Britain's wind power capacity is growing fast, as we have seen, but not as fast as Germany's or America's. Assuming that start up costs are similar in the three countries this suggests that, in spite of the tax privileges, there must be other non-economic factors—planning problems, military objections, difficulties of attachment to the grid and so forth—that constrain growth. But when an onshore wind scheme hurdles these various problems, the privileges mean that it becomes a valuable cash cow.
The carbon question
The two issues—renewability and zero carbon—are quite separate, but have become conflated. Of the two, the need for zero carbon generation is by far the more pressing. Renewability will only loom large when fuel reserves dwindle (either because of absolute shortage, or because of cartels restricting access to reserves, or because balance-of-payments difficulties make imports unaffordable). Few believe that reserves—at least of coal or uranium, plutonium, and thorium—are going to be a serious issue before the end of this century at the earliest. Without global warming concerns, the reserve security issue is just too distant and too fuzzy to justify the level of renewable subsidy provided by ROCs.
In view of this, it is rather perplexing that the national debate is dominated by renewability rather than by zero carbon. Part of the reason may just be that they are, wrongly, seen as the same thing. Another reason may be fear that the geese will start hissing if confronted with the real costs of going to zero carbon because—make no mistake—it is going to be expensive. No government likes to bear bad news so it must be tempting to avoid the debate and continue to finesse this inconvenient truth by minimising the public awareness of the large sums that are being plucked today—and the much larger sums that will have to be plucked tomorrow.

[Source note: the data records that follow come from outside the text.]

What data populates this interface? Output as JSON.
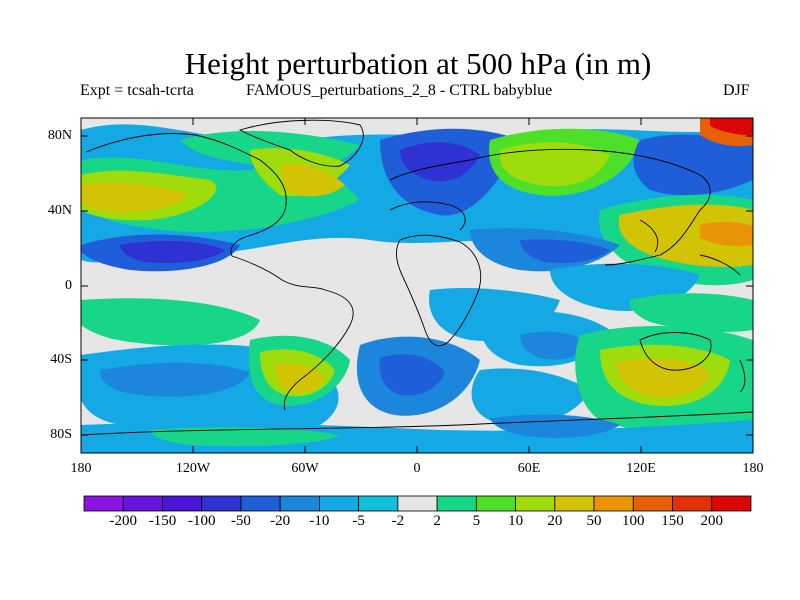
{
  "title": "Height perturbation at 500 hPa (in m)",
  "left_subtitle": "Expt = tcsah-tcrta",
  "center_subtitle": "FAMOUS_perturbations_2_8 - CTRL babyblue",
  "right_subtitle": "DJF",
  "lat_labels": [
    "80N",
    "40N",
    "0",
    "40S",
    "80S"
  ],
  "lon_labels": [
    "180",
    "120W",
    "60W",
    "0",
    "60E",
    "120E",
    "180"
  ],
  "colorbar": {
    "labels": [
      "-200",
      "-150",
      "-100",
      "-50",
      "-20",
      "-10",
      "-5",
      "-2",
      "2",
      "5",
      "10",
      "20",
      "50",
      "100",
      "150",
      "200"
    ],
    "colors": [
      "#8a12e2",
      "#6a12e0",
      "#4b14d8",
      "#2f32d2",
      "#1e5ed8",
      "#1b86dc",
      "#14a9e4",
      "#10c0dc",
      "#e6e6e6",
      "#18d688",
      "#4ee028",
      "#9fdc0c",
      "#d2c404",
      "#e89406",
      "#e86006",
      "#e23008",
      "#dc0606"
    ]
  },
  "legend_colors": {
    "neutral": "#e6e6e6",
    "coast": "#000000"
  }
}
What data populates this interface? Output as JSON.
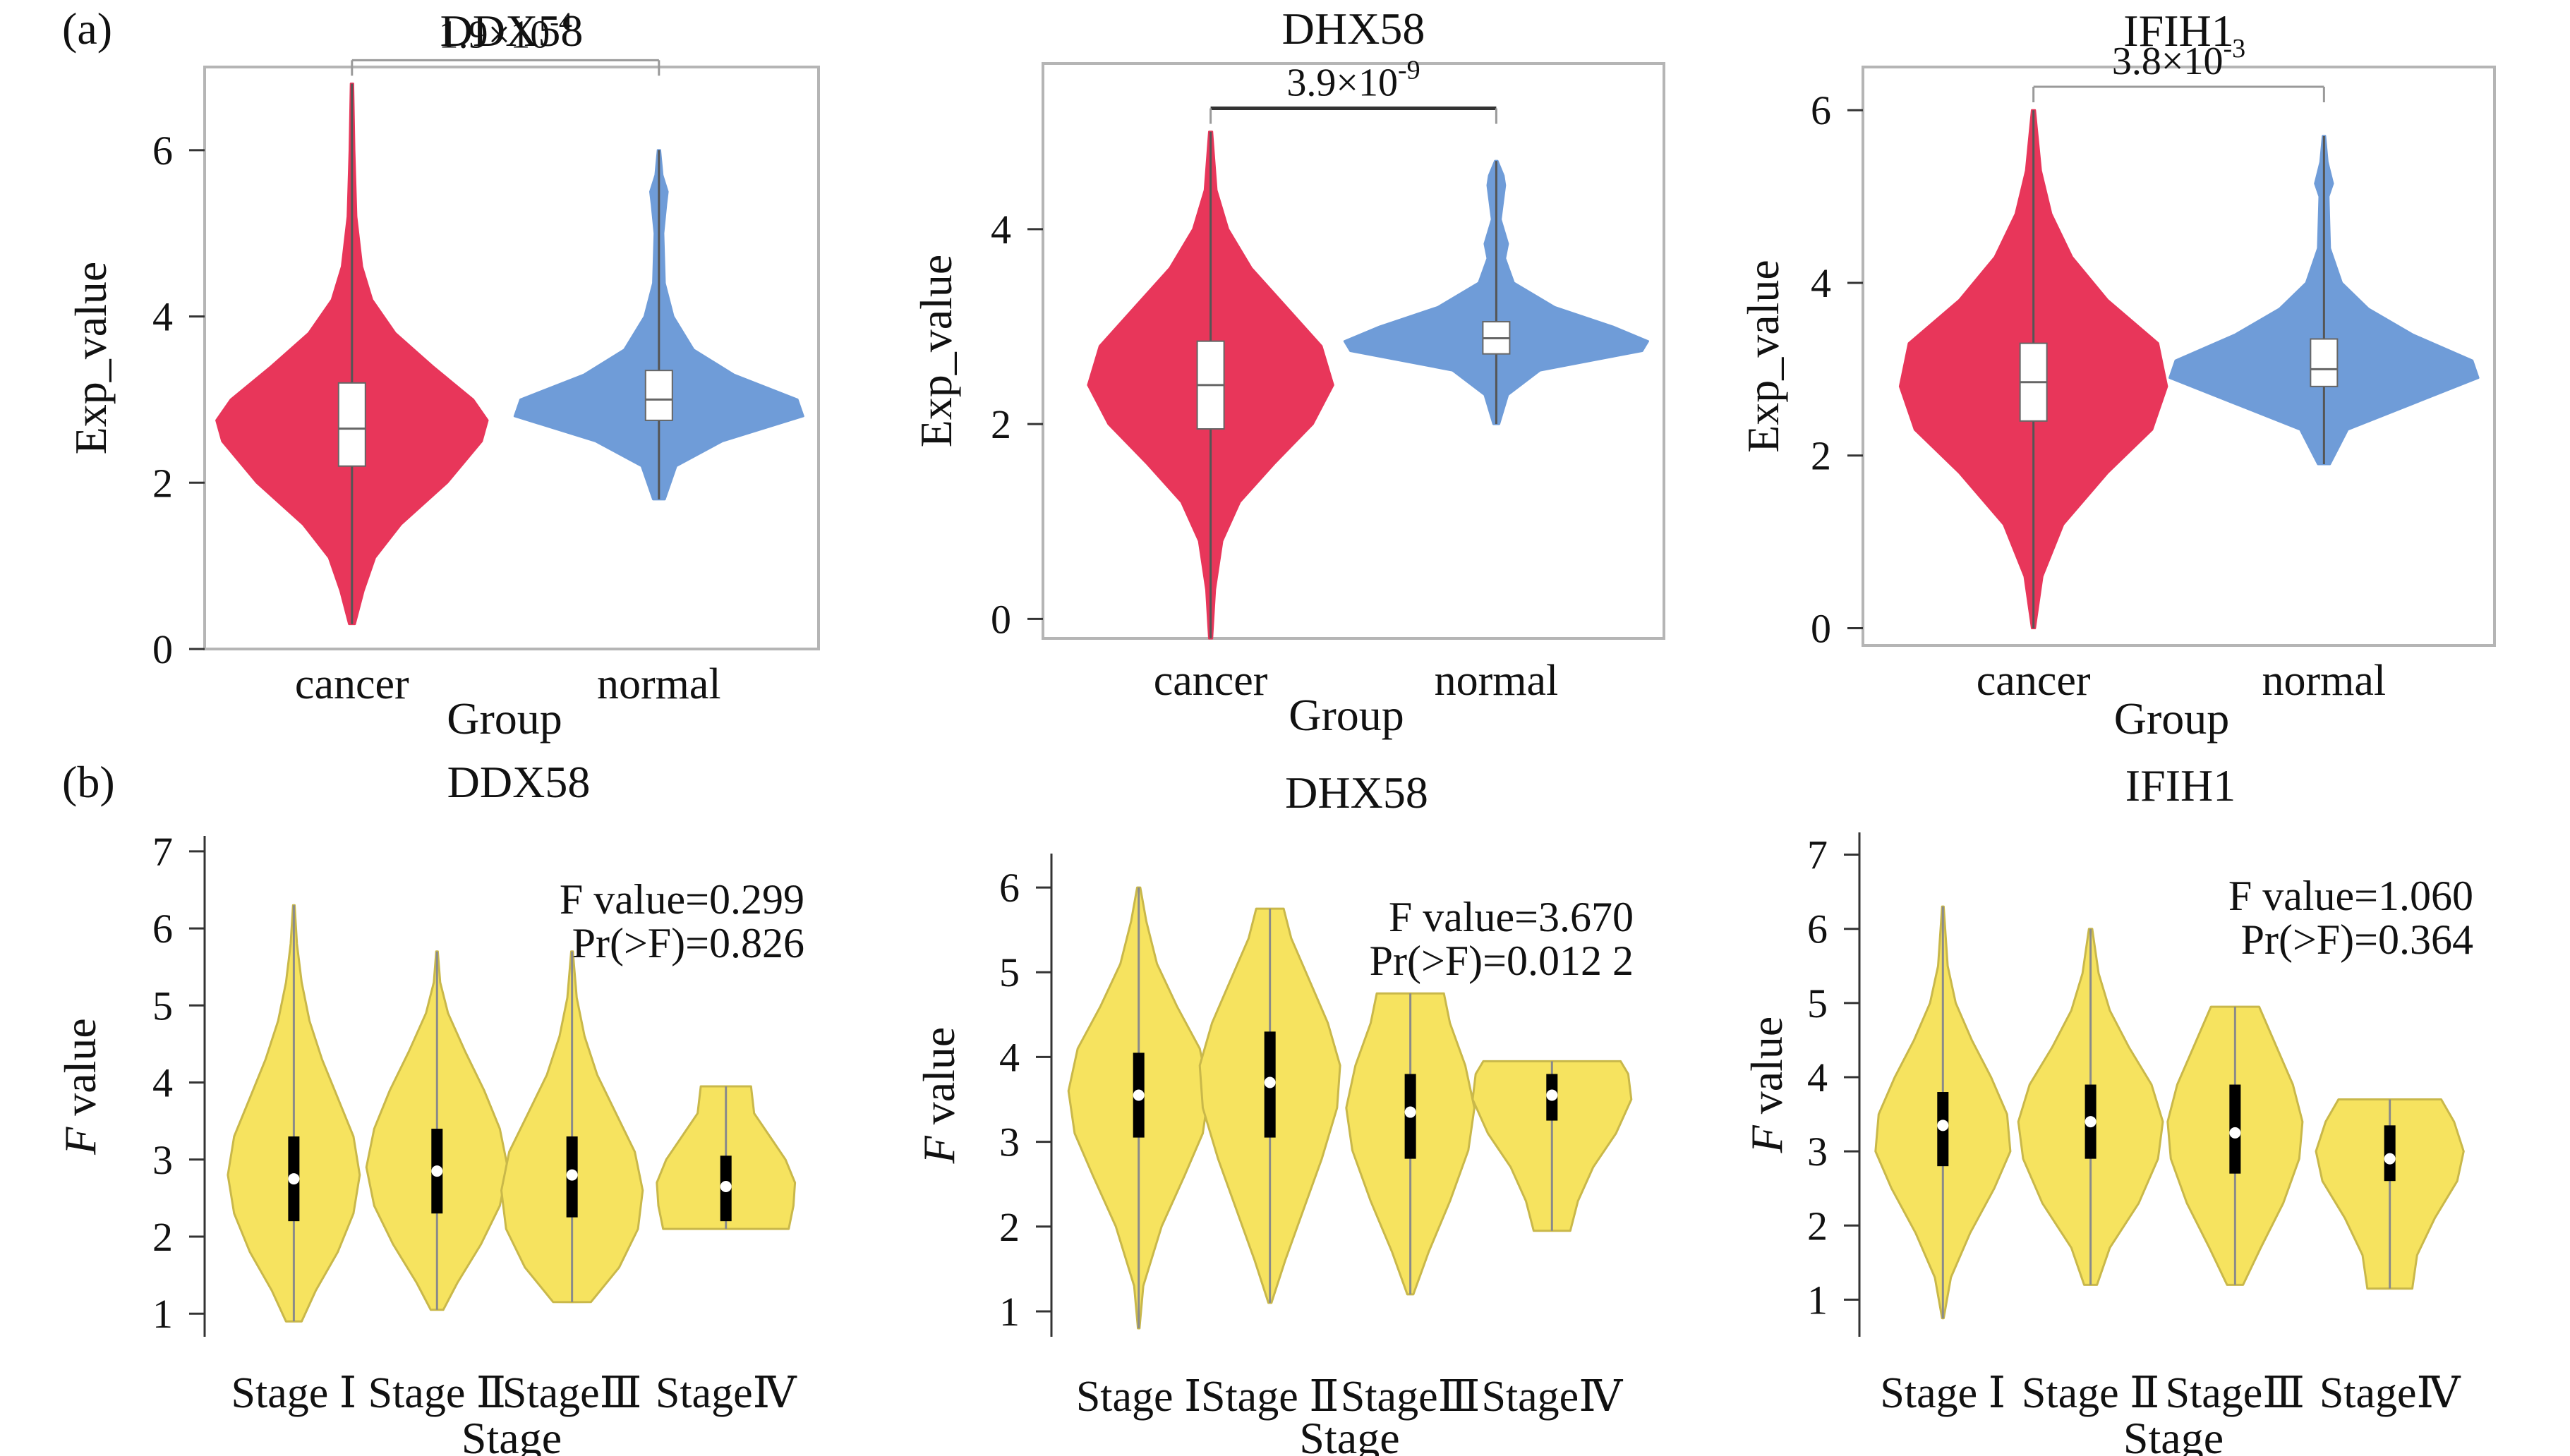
{
  "panel_labels": {
    "a": "(a)",
    "b": "(b)"
  },
  "chart_data": [
    {
      "type": "violin",
      "row": "a",
      "title": "DDX58",
      "xlabel": "Group",
      "ylabel": "Exp_value",
      "categories": [
        "cancer",
        "normal"
      ],
      "yticks": [
        "0",
        "2",
        "4",
        "6"
      ],
      "ylim": [
        0,
        7
      ],
      "comparison": {
        "base": "1.9×10",
        "exp": "-4"
      },
      "violins": [
        {
          "name": "cancer",
          "color": "#e8365a",
          "min": 0.3,
          "max": 6.8,
          "q1": 2.2,
          "median": 2.65,
          "q3": 3.2,
          "shape": [
            [
              0.3,
              0.01
            ],
            [
              0.7,
              0.04
            ],
            [
              1.1,
              0.08
            ],
            [
              1.5,
              0.17
            ],
            [
              2,
              0.33
            ],
            [
              2.5,
              0.45
            ],
            [
              2.75,
              0.47
            ],
            [
              3,
              0.42
            ],
            [
              3.4,
              0.28
            ],
            [
              3.8,
              0.15
            ],
            [
              4.2,
              0.07
            ],
            [
              4.6,
              0.035
            ],
            [
              5.2,
              0.015
            ],
            [
              6,
              0.008
            ],
            [
              6.8,
              0.004
            ]
          ]
        },
        {
          "name": "normal",
          "color": "#6f9cd8",
          "min": 1.8,
          "max": 6.0,
          "q1": 2.75,
          "median": 3.0,
          "q3": 3.35,
          "shape": [
            [
              1.8,
              0.02
            ],
            [
              2.2,
              0.06
            ],
            [
              2.5,
              0.22
            ],
            [
              2.8,
              0.5
            ],
            [
              3,
              0.48
            ],
            [
              3.3,
              0.26
            ],
            [
              3.6,
              0.12
            ],
            [
              4,
              0.05
            ],
            [
              4.4,
              0.02
            ],
            [
              5,
              0.015
            ],
            [
              5.35,
              0.025
            ],
            [
              5.5,
              0.03
            ],
            [
              5.7,
              0.012
            ],
            [
              6,
              0.004
            ]
          ]
        }
      ]
    },
    {
      "type": "violin",
      "row": "a",
      "title": "DHX58",
      "xlabel": "Group",
      "ylabel": "Exp_value",
      "categories": [
        "cancer",
        "normal"
      ],
      "yticks": [
        "0",
        "2",
        "4"
      ],
      "ylim": [
        -0.2,
        5.7
      ],
      "comparison": {
        "base": "3.9×10",
        "exp": "-9"
      },
      "violins": [
        {
          "name": "cancer",
          "color": "#e8365a",
          "min": -0.2,
          "max": 5.0,
          "q1": 1.95,
          "median": 2.4,
          "q3": 2.85,
          "shape": [
            [
              -0.2,
              0.005
            ],
            [
              0.3,
              0.015
            ],
            [
              0.8,
              0.04
            ],
            [
              1.2,
              0.1
            ],
            [
              1.6,
              0.22
            ],
            [
              2,
              0.35
            ],
            [
              2.4,
              0.42
            ],
            [
              2.8,
              0.38
            ],
            [
              3.2,
              0.26
            ],
            [
              3.6,
              0.14
            ],
            [
              4,
              0.06
            ],
            [
              4.4,
              0.02
            ],
            [
              5,
              0.005
            ]
          ]
        },
        {
          "name": "normal",
          "color": "#6f9cd8",
          "min": 2.0,
          "max": 4.7,
          "q1": 2.72,
          "median": 2.88,
          "q3": 3.05,
          "shape": [
            [
              2,
              0.01
            ],
            [
              2.3,
              0.04
            ],
            [
              2.55,
              0.15
            ],
            [
              2.75,
              0.5
            ],
            [
              2.85,
              0.52
            ],
            [
              3,
              0.4
            ],
            [
              3.2,
              0.2
            ],
            [
              3.45,
              0.06
            ],
            [
              3.7,
              0.03
            ],
            [
              3.85,
              0.04
            ],
            [
              4.1,
              0.015
            ],
            [
              4.45,
              0.03
            ],
            [
              4.55,
              0.025
            ],
            [
              4.7,
              0.004
            ]
          ]
        }
      ]
    },
    {
      "type": "violin",
      "row": "a",
      "title": "IFIH1",
      "xlabel": "Group",
      "ylabel": "Exp_value",
      "categories": [
        "cancer",
        "normal"
      ],
      "yticks": [
        "0",
        "2",
        "4",
        "6"
      ],
      "ylim": [
        -0.2,
        6.5
      ],
      "comparison": {
        "base": "3.8×10",
        "exp": "-3"
      },
      "violins": [
        {
          "name": "cancer",
          "color": "#e8365a",
          "min": 0.0,
          "max": 6.0,
          "q1": 2.4,
          "median": 2.85,
          "q3": 3.3,
          "shape": [
            [
              0,
              0.005
            ],
            [
              0.6,
              0.03
            ],
            [
              1.2,
              0.1
            ],
            [
              1.8,
              0.25
            ],
            [
              2.3,
              0.4
            ],
            [
              2.8,
              0.45
            ],
            [
              3.3,
              0.42
            ],
            [
              3.8,
              0.25
            ],
            [
              4.3,
              0.13
            ],
            [
              4.8,
              0.06
            ],
            [
              5.3,
              0.025
            ],
            [
              6,
              0.005
            ]
          ]
        },
        {
          "name": "normal",
          "color": "#6f9cd8",
          "min": 1.9,
          "max": 5.7,
          "q1": 2.8,
          "median": 3.0,
          "q3": 3.35,
          "shape": [
            [
              1.9,
              0.02
            ],
            [
              2.3,
              0.08
            ],
            [
              2.6,
              0.3
            ],
            [
              2.9,
              0.52
            ],
            [
              3.1,
              0.5
            ],
            [
              3.4,
              0.3
            ],
            [
              3.7,
              0.15
            ],
            [
              4,
              0.06
            ],
            [
              4.4,
              0.02
            ],
            [
              5,
              0.015
            ],
            [
              5.15,
              0.03
            ],
            [
              5.4,
              0.012
            ],
            [
              5.7,
              0.004
            ]
          ]
        }
      ]
    },
    {
      "type": "violin",
      "row": "b",
      "title": "DDX58",
      "xlabel": "Stage",
      "ylabel_italic": "F",
      "ylabel_rest": " value",
      "categories": [
        "Stage Ⅰ",
        "Stage Ⅱ",
        "StageⅢ",
        "StageⅣ"
      ],
      "yticks": [
        "1",
        "2",
        "3",
        "4",
        "5",
        "6",
        "7"
      ],
      "ylim": [
        0.7,
        7.2
      ],
      "stat_lines": [
        "F value=0.299",
        "Pr(>F)=0.826"
      ],
      "violins": [
        {
          "name": "Stage Ⅰ",
          "color": "#f6e35f",
          "min": 0.9,
          "max": 6.3,
          "q1": 2.2,
          "median": 2.75,
          "q3": 3.3,
          "shape": [
            [
              0.9,
              0.05
            ],
            [
              1.3,
              0.14
            ],
            [
              1.8,
              0.28
            ],
            [
              2.3,
              0.38
            ],
            [
              2.8,
              0.42
            ],
            [
              3.3,
              0.38
            ],
            [
              3.8,
              0.28
            ],
            [
              4.3,
              0.18
            ],
            [
              4.8,
              0.1
            ],
            [
              5.3,
              0.05
            ],
            [
              5.8,
              0.02
            ],
            [
              6.3,
              0.005
            ]
          ]
        },
        {
          "name": "Stage Ⅱ",
          "color": "#f6e35f",
          "min": 1.05,
          "max": 5.7,
          "q1": 2.3,
          "median": 2.85,
          "q3": 3.4,
          "shape": [
            [
              1.05,
              0.04
            ],
            [
              1.4,
              0.13
            ],
            [
              1.9,
              0.28
            ],
            [
              2.4,
              0.4
            ],
            [
              2.9,
              0.45
            ],
            [
              3.4,
              0.4
            ],
            [
              3.9,
              0.3
            ],
            [
              4.4,
              0.18
            ],
            [
              4.9,
              0.07
            ],
            [
              5.3,
              0.02
            ],
            [
              5.7,
              0.005
            ]
          ]
        },
        {
          "name": "StageⅢ",
          "color": "#f6e35f",
          "min": 1.15,
          "max": 5.7,
          "q1": 2.25,
          "median": 2.8,
          "q3": 3.3,
          "shape": [
            [
              1.15,
              0.12
            ],
            [
              1.6,
              0.3
            ],
            [
              2.1,
              0.42
            ],
            [
              2.6,
              0.45
            ],
            [
              3.1,
              0.4
            ],
            [
              3.6,
              0.28
            ],
            [
              4.1,
              0.16
            ],
            [
              4.6,
              0.08
            ],
            [
              5.1,
              0.03
            ],
            [
              5.7,
              0.005
            ]
          ]
        },
        {
          "name": "StageⅣ",
          "color": "#f6e35f",
          "min": 2.1,
          "max": 3.95,
          "q1": 2.2,
          "median": 2.65,
          "q3": 3.05,
          "shape": [
            [
              2.1,
              0.4
            ],
            [
              2.4,
              0.43
            ],
            [
              2.7,
              0.44
            ],
            [
              3,
              0.38
            ],
            [
              3.3,
              0.28
            ],
            [
              3.6,
              0.18
            ],
            [
              3.95,
              0.16
            ]
          ]
        }
      ]
    },
    {
      "type": "violin",
      "row": "b",
      "title": "DHX58",
      "xlabel": "Stage",
      "ylabel_italic": "F",
      "ylabel_rest": " value",
      "categories": [
        "Stage Ⅰ",
        "Stage Ⅱ",
        "StageⅢ",
        "StageⅣ"
      ],
      "yticks": [
        "1",
        "2",
        "3",
        "4",
        "5",
        "6"
      ],
      "ylim": [
        0.7,
        6.4
      ],
      "stat_lines": [
        "F value=3.670",
        "Pr(>F)=0.012 2"
      ],
      "violins": [
        {
          "name": "Stage Ⅰ",
          "color": "#f6e35f",
          "min": 0.8,
          "max": 6.0,
          "q1": 3.05,
          "median": 3.55,
          "q3": 4.05,
          "shape": [
            [
              0.8,
              0.005
            ],
            [
              1.3,
              0.03
            ],
            [
              2,
              0.15
            ],
            [
              2.6,
              0.3
            ],
            [
              3.1,
              0.42
            ],
            [
              3.6,
              0.46
            ],
            [
              4.1,
              0.4
            ],
            [
              4.6,
              0.25
            ],
            [
              5.1,
              0.12
            ],
            [
              5.6,
              0.05
            ],
            [
              6,
              0.01
            ]
          ]
        },
        {
          "name": "Stage Ⅱ",
          "color": "#f6e35f",
          "min": 1.1,
          "max": 5.75,
          "q1": 3.05,
          "median": 3.7,
          "q3": 4.3,
          "shape": [
            [
              1.1,
              0.01
            ],
            [
              1.6,
              0.1
            ],
            [
              2.2,
              0.22
            ],
            [
              2.8,
              0.34
            ],
            [
              3.4,
              0.44
            ],
            [
              3.9,
              0.46
            ],
            [
              4.4,
              0.38
            ],
            [
              4.9,
              0.26
            ],
            [
              5.4,
              0.14
            ],
            [
              5.75,
              0.09
            ]
          ]
        },
        {
          "name": "StageⅢ",
          "color": "#f6e35f",
          "min": 1.2,
          "max": 4.75,
          "q1": 2.8,
          "median": 3.35,
          "q3": 3.8,
          "shape": [
            [
              1.2,
              0.02
            ],
            [
              1.7,
              0.12
            ],
            [
              2.3,
              0.26
            ],
            [
              2.9,
              0.38
            ],
            [
              3.4,
              0.42
            ],
            [
              3.9,
              0.36
            ],
            [
              4.4,
              0.26
            ],
            [
              4.75,
              0.22
            ]
          ]
        },
        {
          "name": "StageⅣ",
          "color": "#f6e35f",
          "min": 1.95,
          "max": 3.95,
          "q1": 3.25,
          "median": 3.55,
          "q3": 3.8,
          "shape": [
            [
              1.95,
              0.12
            ],
            [
              2.3,
              0.17
            ],
            [
              2.7,
              0.27
            ],
            [
              3.1,
              0.42
            ],
            [
              3.5,
              0.52
            ],
            [
              3.8,
              0.5
            ],
            [
              3.95,
              0.45
            ]
          ]
        }
      ]
    },
    {
      "type": "violin",
      "row": "b",
      "title": "IFIH1",
      "xlabel": "Stage",
      "ylabel_italic": "F",
      "ylabel_rest": " value",
      "categories": [
        "Stage Ⅰ",
        "Stage Ⅱ",
        "StageⅢ",
        "StageⅣ"
      ],
      "yticks": [
        "1",
        "2",
        "3",
        "4",
        "5",
        "6",
        "7"
      ],
      "ylim": [
        0.5,
        7.3
      ],
      "stat_lines": [
        "F value=1.060",
        "Pr(>F)=0.364"
      ],
      "violins": [
        {
          "name": "Stage Ⅰ",
          "color": "#f6e35f",
          "min": 0.75,
          "max": 6.3,
          "q1": 2.8,
          "median": 3.35,
          "q3": 3.8,
          "shape": [
            [
              0.75,
              0.005
            ],
            [
              1.3,
              0.05
            ],
            [
              1.9,
              0.17
            ],
            [
              2.5,
              0.32
            ],
            [
              3,
              0.42
            ],
            [
              3.5,
              0.4
            ],
            [
              4,
              0.3
            ],
            [
              4.5,
              0.18
            ],
            [
              5,
              0.08
            ],
            [
              5.5,
              0.03
            ],
            [
              6.3,
              0.005
            ]
          ]
        },
        {
          "name": "Stage Ⅱ",
          "color": "#f6e35f",
          "min": 1.2,
          "max": 6.0,
          "q1": 2.9,
          "median": 3.4,
          "q3": 3.9,
          "shape": [
            [
              1.2,
              0.04
            ],
            [
              1.7,
              0.12
            ],
            [
              2.3,
              0.3
            ],
            [
              2.9,
              0.42
            ],
            [
              3.4,
              0.45
            ],
            [
              3.9,
              0.38
            ],
            [
              4.4,
              0.24
            ],
            [
              4.9,
              0.12
            ],
            [
              5.4,
              0.05
            ],
            [
              6,
              0.01
            ]
          ]
        },
        {
          "name": "StageⅢ",
          "color": "#f6e35f",
          "min": 1.2,
          "max": 4.95,
          "q1": 2.7,
          "median": 3.25,
          "q3": 3.9,
          "shape": [
            [
              1.2,
              0.05
            ],
            [
              1.7,
              0.16
            ],
            [
              2.3,
              0.3
            ],
            [
              2.9,
              0.4
            ],
            [
              3.4,
              0.42
            ],
            [
              3.9,
              0.36
            ],
            [
              4.4,
              0.26
            ],
            [
              4.95,
              0.15
            ]
          ]
        },
        {
          "name": "StageⅣ",
          "color": "#f6e35f",
          "min": 1.15,
          "max": 3.7,
          "q1": 2.6,
          "median": 2.9,
          "q3": 3.35,
          "shape": [
            [
              1.15,
              0.14
            ],
            [
              1.6,
              0.17
            ],
            [
              2.1,
              0.28
            ],
            [
              2.6,
              0.42
            ],
            [
              3,
              0.46
            ],
            [
              3.4,
              0.4
            ],
            [
              3.7,
              0.32
            ]
          ]
        }
      ]
    }
  ]
}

This lack of openness is particularly regrettable because the two technologies that we are going to have to rely on if we are to achieve zero carbon generation—nuclear and CCS—are both hamstrung by poor economics and, in the case of CCS, by the need to demonstrate large-scale viability. Unfortunately, Britain's ambition to be a leader in the CCS field looks ever more unlikely—indeed we seem rather lethargic compared with some countries. Our plan is to have a CCS demonstration plant operating by 2014, yet Germany commissioned its first demo plant in September. But there is no doubt that leadership rests with the US. Poor old America may get blamed for doing nothing about global warming, but in truth it is pouring money into tackling it. This year's federal budget for CCS alone is $149m in what the International Energy Agency recognises as "the world's most ambitious programme."
What needs to be done? Yes, ROCs are expensive but they do work; they cause zero carbon generating capacity to be built that otherwise would not be built. But surely we need to frame our subsidy system around zero carbon not just renewability? If we want to see decisive action on the zero carbon front, nuclear and CCS should both receive the same privileges as renewables.